On aurait peut-être pu vivre une belle histoire d’amour

On aurait peut-être pu vivre une belle histoire d’amour

En scrollant mon Facebook, je suis tombée sur des photos. Pas n’importe lesquelles. Les photos de ton mariage. Je ne savais même pas que c’était dans tes plans, j’ai sûrement manqué la notif qui annonçait tes fiançailles. J’ai un petit pincement au cœur, je l’avoue. Notre histoire, elle n’a jamais vraiment eu lieu. Même si chacun notre tour on l’avait souhaité. Bref, c’est ce que j’ai eu comme impression.
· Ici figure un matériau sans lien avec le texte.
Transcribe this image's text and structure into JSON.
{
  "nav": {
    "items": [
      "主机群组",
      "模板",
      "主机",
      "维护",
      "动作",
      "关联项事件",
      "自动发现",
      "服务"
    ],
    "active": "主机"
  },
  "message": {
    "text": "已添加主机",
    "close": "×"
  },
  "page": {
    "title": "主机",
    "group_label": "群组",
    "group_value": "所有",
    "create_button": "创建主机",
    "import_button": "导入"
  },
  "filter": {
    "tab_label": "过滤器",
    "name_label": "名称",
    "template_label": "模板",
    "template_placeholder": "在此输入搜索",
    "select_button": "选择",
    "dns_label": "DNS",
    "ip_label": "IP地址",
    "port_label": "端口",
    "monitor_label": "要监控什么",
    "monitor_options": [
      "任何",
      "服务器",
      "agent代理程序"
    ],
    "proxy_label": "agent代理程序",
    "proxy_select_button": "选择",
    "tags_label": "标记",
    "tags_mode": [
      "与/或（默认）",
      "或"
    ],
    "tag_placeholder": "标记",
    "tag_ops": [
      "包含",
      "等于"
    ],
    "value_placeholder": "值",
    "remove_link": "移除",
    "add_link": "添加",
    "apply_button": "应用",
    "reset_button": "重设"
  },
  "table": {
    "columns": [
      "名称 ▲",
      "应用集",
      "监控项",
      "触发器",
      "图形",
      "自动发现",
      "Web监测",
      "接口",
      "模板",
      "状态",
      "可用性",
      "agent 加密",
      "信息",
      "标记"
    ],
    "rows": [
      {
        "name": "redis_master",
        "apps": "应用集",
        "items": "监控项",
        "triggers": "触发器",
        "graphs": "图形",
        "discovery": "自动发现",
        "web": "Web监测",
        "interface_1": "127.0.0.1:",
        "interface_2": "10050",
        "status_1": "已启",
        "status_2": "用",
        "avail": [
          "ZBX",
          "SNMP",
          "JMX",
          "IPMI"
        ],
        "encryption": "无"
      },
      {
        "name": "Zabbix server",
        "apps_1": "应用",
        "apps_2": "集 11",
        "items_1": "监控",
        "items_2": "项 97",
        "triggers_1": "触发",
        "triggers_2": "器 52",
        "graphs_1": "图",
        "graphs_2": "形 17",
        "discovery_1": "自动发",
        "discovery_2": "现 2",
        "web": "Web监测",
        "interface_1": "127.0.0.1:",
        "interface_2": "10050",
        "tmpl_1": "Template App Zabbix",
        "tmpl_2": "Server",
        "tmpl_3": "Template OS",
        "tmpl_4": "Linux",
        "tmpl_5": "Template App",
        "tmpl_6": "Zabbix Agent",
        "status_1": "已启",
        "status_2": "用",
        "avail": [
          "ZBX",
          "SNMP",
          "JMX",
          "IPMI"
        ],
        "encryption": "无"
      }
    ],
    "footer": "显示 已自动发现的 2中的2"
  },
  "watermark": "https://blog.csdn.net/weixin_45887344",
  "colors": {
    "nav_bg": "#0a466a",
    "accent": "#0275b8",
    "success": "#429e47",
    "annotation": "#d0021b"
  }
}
C’est au secondaire que nous nous sommes rencontrés. Là où mon calvaire intérieur a été au summum. Tu étais mon meilleur ami. Tu ne m’as jamais jugé et tu m’as toujours défendu. Pendant une année complète, tu as été mon seul ami. Les autres filles m’avaient dans leur mire et j’ai été mise de côté. Mais chaque matin, tu m’attendais au coin de ma rue pour que l’on marche jusqu’à l’école ensemble et tu m’attendais à la fin des classes pour qu’on revienne ensemble. Une année presque complète, à être complices et avoir beaucoup de plaisirs.

Je ne suis pas naïve et même à 15 ans je savais que je te plaisais. Mais toi, tu ne l’as jamais su. J’avais peur, tellement, tu n’imagines pas à quel point. Mais ça, tu ne l’as jamais su. Tu m’as simplement vu te repousser un peu plus chaque jour. Et tu as changé d’école. J’ai eu le cœur brisé. J’ai tellement pleuré de savoir qu’on n’allait plus être ensemble dans les cours et que je me rendrais à l’école seule. Heureusement, ma réputation a été rétablie, faut croire que la dernière année du secondaire fait des miracles.

On se parlait encore, mais rarement. On a décidé d’aller chacun à nos bals, ensemble. Tu m’accompagnais au mien, ce qui te permettait de revoir tout le monde, la gang du secondaire. Puis, je t’accompagnais au tien, entourés de personnes que je ne connaissais absolument pas. Le jour de mon bal, j’étais stressée, je n’avais pas envie de vivre cet événement, mais j’avais peur de ce qui pourrait se passer entre toi et moi. J’avoue que je souhaitais qu’il arrive quelque chose, mais j’avais la chienne.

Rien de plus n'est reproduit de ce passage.